The name "Brown Stew" doesn't do this particular recipe justice. It's a savory beef stew beloved by my kids and inherited from their grandmother, who was an intrepid cook with a vast repertoire of recipes gathered from every possible source. Where she acquired this recipe originally is a mystery to me and it was only by accident that I happened across the same recipe in the Victory Cook Book. According to her, she took it to a potluck and served it on paper plates. Someone put the plate down for one of the dogs to lick and the dog ate the plate. Now, why anyone would serve stew on a paper plate eludes me, but it IS good and constitutes "boy food" par excellence.

2 lb. beef (chuck or flank) cut in squares

A little suet for browning

4 c boiling water

1 tsp lemon juice (for tenderizing)

1 tsp Worcestershire sauce

A clove of garlic

A medium sized onion, sliced

2 bay leaves

1 tbsp salt

1/2 tsp pepper

1/2 tsp paprika

Dash of allspice or cloves

1 tsp sugar

Brown meat in suet (or oil) until each piece is well browned, approximately 20 minutes. Add boiling water and stir meat around to be sure none of it sticks to pan. Add lemon juice, Worcestershire sauce, garlic, onion, bay leaves, salt, pepper, paprika, allspice or cloves, and sugar. Cover and let simmer for 2 hours. Add water if needed. Have ready 6 carrots, 2 potatoes quartered, a pound of small white onions. Place in the stew and simmer till vegetables are done, about 25-30 minutes. Remove vegetables and meat while making the gravy. Return meat and vegetables to gravy for a quick warm up.

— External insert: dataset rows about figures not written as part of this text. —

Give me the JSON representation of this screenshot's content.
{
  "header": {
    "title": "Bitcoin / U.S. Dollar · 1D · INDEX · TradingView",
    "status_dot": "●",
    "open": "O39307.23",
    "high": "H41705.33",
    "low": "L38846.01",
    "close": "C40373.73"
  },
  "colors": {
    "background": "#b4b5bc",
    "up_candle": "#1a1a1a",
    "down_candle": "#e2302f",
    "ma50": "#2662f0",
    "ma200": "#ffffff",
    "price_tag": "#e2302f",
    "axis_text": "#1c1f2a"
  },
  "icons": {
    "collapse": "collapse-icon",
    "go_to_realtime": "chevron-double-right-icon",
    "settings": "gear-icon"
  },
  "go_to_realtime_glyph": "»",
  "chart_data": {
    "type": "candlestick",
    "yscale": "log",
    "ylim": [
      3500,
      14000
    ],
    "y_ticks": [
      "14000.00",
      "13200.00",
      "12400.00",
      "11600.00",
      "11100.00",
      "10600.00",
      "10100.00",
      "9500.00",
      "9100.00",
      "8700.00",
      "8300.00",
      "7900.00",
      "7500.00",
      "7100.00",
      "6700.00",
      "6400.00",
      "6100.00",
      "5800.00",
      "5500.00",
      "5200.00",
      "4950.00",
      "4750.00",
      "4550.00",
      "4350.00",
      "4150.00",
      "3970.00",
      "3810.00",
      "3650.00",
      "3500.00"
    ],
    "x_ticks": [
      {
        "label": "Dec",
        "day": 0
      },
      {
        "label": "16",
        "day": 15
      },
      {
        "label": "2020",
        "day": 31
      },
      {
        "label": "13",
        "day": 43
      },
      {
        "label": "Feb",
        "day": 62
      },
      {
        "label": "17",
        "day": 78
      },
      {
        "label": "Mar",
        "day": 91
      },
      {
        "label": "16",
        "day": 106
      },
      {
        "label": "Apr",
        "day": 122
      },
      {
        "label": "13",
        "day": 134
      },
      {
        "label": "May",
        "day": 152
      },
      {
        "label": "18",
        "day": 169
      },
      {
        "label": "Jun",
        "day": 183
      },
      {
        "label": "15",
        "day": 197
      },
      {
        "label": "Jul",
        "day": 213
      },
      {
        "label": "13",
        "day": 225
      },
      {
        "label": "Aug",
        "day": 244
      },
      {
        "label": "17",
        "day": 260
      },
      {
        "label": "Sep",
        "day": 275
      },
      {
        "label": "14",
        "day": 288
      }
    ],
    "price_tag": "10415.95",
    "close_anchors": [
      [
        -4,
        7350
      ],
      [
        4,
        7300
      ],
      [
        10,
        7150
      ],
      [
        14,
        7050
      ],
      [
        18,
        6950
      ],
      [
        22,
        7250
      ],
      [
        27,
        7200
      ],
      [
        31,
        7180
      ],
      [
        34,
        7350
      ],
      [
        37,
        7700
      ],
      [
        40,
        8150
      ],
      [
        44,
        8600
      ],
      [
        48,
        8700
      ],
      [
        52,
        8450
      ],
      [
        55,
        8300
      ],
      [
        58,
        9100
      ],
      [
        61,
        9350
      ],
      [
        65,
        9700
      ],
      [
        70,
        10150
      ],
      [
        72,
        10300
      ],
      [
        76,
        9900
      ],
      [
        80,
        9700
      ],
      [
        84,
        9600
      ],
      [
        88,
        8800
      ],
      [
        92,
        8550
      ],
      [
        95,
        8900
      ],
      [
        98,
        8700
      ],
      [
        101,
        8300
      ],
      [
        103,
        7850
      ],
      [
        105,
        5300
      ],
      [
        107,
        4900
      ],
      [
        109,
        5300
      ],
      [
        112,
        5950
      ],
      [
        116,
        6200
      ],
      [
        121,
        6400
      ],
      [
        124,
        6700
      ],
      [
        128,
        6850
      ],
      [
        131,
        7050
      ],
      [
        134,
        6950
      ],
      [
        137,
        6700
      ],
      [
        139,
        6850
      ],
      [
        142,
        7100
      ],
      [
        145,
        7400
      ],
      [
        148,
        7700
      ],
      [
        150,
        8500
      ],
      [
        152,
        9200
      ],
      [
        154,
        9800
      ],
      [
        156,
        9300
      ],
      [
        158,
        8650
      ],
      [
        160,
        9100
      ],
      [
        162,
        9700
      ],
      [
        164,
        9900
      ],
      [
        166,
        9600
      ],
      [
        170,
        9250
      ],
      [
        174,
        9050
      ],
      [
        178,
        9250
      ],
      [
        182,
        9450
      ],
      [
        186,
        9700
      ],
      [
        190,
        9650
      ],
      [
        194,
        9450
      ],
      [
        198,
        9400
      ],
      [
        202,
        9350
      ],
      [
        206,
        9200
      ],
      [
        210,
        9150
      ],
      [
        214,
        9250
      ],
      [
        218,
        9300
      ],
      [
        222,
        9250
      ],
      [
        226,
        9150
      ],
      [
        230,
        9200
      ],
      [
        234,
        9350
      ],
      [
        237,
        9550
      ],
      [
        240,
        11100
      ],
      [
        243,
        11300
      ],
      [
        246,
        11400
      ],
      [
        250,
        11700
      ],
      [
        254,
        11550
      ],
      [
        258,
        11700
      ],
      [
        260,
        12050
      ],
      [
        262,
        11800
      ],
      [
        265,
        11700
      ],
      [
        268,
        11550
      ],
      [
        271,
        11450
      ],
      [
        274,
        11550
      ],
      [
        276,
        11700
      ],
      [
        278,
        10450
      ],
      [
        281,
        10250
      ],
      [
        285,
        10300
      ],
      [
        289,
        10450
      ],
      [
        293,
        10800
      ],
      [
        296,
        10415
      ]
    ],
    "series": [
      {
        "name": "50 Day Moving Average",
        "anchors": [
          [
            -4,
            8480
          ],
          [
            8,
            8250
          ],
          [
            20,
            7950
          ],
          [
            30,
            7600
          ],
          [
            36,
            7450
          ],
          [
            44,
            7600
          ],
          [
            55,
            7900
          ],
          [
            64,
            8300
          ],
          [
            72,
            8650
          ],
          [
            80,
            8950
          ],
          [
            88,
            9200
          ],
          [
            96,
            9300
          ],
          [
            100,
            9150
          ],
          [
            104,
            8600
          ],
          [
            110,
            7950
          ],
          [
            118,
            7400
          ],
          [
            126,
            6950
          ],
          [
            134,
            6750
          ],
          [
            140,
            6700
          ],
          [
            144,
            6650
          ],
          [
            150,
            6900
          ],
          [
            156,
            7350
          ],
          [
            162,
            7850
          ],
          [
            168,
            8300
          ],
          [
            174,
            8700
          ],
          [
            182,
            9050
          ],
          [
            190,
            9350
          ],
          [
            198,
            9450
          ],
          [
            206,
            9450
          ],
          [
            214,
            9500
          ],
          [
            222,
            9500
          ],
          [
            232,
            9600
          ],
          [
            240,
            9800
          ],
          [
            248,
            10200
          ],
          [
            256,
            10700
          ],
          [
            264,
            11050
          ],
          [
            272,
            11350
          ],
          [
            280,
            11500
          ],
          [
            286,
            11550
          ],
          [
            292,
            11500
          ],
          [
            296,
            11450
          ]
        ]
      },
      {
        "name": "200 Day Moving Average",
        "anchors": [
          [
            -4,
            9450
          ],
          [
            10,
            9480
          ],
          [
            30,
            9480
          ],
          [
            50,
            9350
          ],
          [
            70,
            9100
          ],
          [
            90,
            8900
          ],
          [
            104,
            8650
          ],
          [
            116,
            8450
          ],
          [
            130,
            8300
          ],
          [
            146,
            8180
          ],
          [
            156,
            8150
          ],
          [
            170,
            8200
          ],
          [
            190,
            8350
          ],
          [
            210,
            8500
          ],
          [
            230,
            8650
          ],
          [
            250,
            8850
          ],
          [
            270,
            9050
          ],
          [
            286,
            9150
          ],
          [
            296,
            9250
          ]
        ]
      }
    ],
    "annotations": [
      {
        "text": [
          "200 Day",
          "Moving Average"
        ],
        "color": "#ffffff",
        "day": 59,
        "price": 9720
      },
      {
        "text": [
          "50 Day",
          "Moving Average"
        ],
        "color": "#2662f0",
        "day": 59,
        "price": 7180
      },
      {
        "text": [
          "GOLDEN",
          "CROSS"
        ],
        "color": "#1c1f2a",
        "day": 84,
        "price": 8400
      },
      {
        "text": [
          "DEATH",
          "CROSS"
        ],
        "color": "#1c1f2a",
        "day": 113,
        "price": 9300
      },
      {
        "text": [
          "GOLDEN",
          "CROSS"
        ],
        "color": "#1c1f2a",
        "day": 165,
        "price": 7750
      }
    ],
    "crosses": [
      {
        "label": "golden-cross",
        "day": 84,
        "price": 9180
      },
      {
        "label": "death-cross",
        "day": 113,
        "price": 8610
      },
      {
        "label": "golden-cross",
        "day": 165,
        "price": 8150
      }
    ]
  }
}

Notes: You can replace the onions with frozen green peas ... which in my opinion is a distinct improvement in color. I have also never had this stew with the paprika.

Chuck works fine for this. I think flank steak is too expensive to be wasted on a stew. Your mileage may vary however.

Source

—— Committee. The Victory Cook Book. Victory Lutheran Church. Osterhus Publishing Co., Minneapolis, Minnesota. 1945.